The integration of butyrate with existing chemotherapeutic and hormonal therapies offers significant potential to enhance treatment efficacy in gynecological diseases. However, its mechanisms of synergy and its role in overcoming limitations such as chemoresistance remain underexplored. Chemoresistance poses a major challenge in the treatment of gynecological cancers, including ovarian and cervical cancer. Butyrate’s ability to modulate epigenetic regulators and restore apoptotic pathways may play a critical role in sensitizing cancer cells to chemotherapeutic agents like cisplatin or paclitaxel [149]. Moreover, hormonal imbalances are central to conditions like PCOS and endometrial hyperplasia. Butyrate’s potential to modulate estrogen and androgen receptor activity, as well as its influence on hormonal signaling pathways, could enhance the efficacy of hormonal therapies [150,151]. Further studies are needed to determine the compatibility and timing of butyrate administration alongside hormonal agents. Finally, large-scale trials should be conducted to assess the safety, efficacy, and optimal dosing of combination therapies involving butyrate. Trials could explore the impact of butyrate in enhancing the therapeutic index, reducing side effects, and improving patient outcomes when used in combination with standard treatments for gynecological diseases.
6. Conclusions
Probiotics and SCFAs have emerged as promising therapeutic agents due to their ability to enhance gut health, reduce inflammation, and support microbial balance.
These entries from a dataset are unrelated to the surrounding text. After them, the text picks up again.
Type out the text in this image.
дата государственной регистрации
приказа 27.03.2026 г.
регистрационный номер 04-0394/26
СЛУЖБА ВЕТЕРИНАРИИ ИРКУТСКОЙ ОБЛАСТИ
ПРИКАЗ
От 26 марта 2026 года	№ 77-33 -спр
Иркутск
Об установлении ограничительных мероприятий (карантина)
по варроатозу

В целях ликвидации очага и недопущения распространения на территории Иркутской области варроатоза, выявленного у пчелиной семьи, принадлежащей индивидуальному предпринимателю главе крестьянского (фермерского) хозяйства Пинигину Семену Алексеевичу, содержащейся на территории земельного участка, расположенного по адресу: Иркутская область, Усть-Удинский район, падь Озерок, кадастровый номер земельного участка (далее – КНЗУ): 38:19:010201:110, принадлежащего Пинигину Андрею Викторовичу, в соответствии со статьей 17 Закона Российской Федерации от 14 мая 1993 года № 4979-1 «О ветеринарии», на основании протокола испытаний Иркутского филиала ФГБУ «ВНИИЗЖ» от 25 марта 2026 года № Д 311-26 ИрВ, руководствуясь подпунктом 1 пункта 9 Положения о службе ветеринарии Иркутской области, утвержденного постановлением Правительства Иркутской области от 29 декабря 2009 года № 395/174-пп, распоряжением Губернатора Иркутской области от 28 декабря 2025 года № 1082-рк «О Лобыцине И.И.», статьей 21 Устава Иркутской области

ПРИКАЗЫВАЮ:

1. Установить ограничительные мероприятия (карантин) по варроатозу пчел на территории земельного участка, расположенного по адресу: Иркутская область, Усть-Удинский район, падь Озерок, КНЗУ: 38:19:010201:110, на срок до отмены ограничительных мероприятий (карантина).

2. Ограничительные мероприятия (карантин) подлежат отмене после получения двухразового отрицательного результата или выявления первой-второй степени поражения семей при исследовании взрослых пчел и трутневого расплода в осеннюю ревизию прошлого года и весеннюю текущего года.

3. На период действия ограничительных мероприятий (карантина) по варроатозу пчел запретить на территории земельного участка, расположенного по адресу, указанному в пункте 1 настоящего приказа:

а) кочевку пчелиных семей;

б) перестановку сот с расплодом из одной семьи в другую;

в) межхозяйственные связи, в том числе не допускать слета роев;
Butyrate, known for its protective role in intestinal health, also exhibits anticancer properties through mechanisms like HDAC inhibition, which promote cell differentiation and apoptosis. However, its therapeutic application is hindered by rapid metabolism, prompting the exploration of alternatives such as tributyrin and dietary interventions [152]. Dietary patterns rich in fiber, such as the Mediterranean diet, have demonstrated potential in naturally boosting butyrate production, thereby alleviating the inflammation and hormonal imbalances associated with conditions like endometriosis, PCOS, and gynecological cancers [153]. While these strategies offer promise, the precise mechanisms by which SCFAs influence gynecological health remain underexplored. Further research is essential to elucidate the complex interactions between SCFAs, gut microbiota, and the female reproductive system. Such insights could pave the way for novel microbiota-based therapeutic approaches to improve reproductive health and overall quality of life for women affected by these conditions.